O Supremo Tribunal Federal (STF) determinou a prisão preventiva do empresário Ricardo Andrade Magro, controlador do Grupo Refit, e solicitou a inclusão do nome dele na lista de Difusão Vermelha da Interpol. A medida faz parte das investigações conduzidas pela Polícia Federal na Operação Sem Refino, que apura um suposto esquema bilionário de fraudes fiscais, lavagem de dinheiro e corrupção no setor de combustíveis.

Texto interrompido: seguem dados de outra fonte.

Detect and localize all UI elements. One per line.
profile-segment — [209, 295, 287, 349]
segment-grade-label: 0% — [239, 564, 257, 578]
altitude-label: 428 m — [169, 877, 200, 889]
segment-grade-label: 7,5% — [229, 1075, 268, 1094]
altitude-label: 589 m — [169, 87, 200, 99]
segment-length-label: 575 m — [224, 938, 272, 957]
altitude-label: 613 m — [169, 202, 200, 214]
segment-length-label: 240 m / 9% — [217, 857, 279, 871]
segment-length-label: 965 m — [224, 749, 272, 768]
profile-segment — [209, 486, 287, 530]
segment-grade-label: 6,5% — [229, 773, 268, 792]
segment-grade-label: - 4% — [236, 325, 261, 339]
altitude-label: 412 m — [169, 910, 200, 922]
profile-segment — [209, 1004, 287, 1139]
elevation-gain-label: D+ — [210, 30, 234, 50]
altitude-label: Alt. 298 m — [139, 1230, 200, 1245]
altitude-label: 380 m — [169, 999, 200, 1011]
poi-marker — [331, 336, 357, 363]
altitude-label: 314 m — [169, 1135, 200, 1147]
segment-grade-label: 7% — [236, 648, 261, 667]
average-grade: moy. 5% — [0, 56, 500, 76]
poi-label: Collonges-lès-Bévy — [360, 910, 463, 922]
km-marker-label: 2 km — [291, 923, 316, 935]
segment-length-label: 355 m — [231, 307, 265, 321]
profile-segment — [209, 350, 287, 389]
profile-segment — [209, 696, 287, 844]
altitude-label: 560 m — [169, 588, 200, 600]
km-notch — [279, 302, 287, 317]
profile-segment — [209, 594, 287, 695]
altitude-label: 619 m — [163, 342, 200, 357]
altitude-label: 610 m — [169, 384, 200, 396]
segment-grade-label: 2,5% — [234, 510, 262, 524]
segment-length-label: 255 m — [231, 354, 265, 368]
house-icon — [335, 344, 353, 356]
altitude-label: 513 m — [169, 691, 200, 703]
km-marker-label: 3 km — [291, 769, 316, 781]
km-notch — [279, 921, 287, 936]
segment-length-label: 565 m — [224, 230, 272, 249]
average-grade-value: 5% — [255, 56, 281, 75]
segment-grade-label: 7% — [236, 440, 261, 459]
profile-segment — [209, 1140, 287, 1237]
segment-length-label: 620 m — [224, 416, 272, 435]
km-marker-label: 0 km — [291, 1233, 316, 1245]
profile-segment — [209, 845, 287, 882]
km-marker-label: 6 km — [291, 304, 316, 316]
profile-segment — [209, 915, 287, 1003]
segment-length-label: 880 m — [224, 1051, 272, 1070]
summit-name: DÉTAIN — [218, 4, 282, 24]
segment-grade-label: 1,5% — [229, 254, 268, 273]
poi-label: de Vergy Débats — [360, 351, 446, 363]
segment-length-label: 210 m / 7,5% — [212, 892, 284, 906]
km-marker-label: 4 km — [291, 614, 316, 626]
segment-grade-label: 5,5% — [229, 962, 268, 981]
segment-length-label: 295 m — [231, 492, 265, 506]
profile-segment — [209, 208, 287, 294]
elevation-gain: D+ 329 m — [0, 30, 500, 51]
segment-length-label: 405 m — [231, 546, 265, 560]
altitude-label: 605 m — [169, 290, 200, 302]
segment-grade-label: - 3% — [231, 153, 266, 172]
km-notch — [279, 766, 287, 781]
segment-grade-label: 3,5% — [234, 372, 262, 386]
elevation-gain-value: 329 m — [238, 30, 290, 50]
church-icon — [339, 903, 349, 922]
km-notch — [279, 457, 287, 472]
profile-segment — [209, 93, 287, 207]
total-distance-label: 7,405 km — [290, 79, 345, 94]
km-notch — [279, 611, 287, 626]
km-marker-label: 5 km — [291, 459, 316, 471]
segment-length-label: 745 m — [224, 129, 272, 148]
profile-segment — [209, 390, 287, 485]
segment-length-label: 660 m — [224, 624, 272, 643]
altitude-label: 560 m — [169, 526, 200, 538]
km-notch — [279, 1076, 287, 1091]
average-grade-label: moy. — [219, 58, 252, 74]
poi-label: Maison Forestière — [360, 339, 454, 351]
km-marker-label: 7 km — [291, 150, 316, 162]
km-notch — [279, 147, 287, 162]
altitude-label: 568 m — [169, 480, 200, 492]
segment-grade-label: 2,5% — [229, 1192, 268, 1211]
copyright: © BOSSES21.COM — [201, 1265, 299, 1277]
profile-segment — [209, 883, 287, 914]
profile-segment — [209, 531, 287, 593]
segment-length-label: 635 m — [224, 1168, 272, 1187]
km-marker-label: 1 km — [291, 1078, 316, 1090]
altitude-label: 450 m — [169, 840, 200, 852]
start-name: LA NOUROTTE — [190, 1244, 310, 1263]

Até o momento, o empresário não foi localizado pelas autoridades.
Nesta sexta-feira (15), agentes da Polícia Federal cumpriram mandados de busca e apreensão em endereços ligados à investigação, incluindo a residência do ex-governador do Rio de Janeiro, Cláudio Castro, e a sede da refinaria Refit, em Duque de Caxias, na Baixada Fluminense. Segundo os investigadores, o grupo empresarial teria causado prejuízos superiores a R$ 52 bilhões aos cofres públicos, principalmente por meio da sonegação de ICMS nos estados do Rio de Janeiro e São Paulo.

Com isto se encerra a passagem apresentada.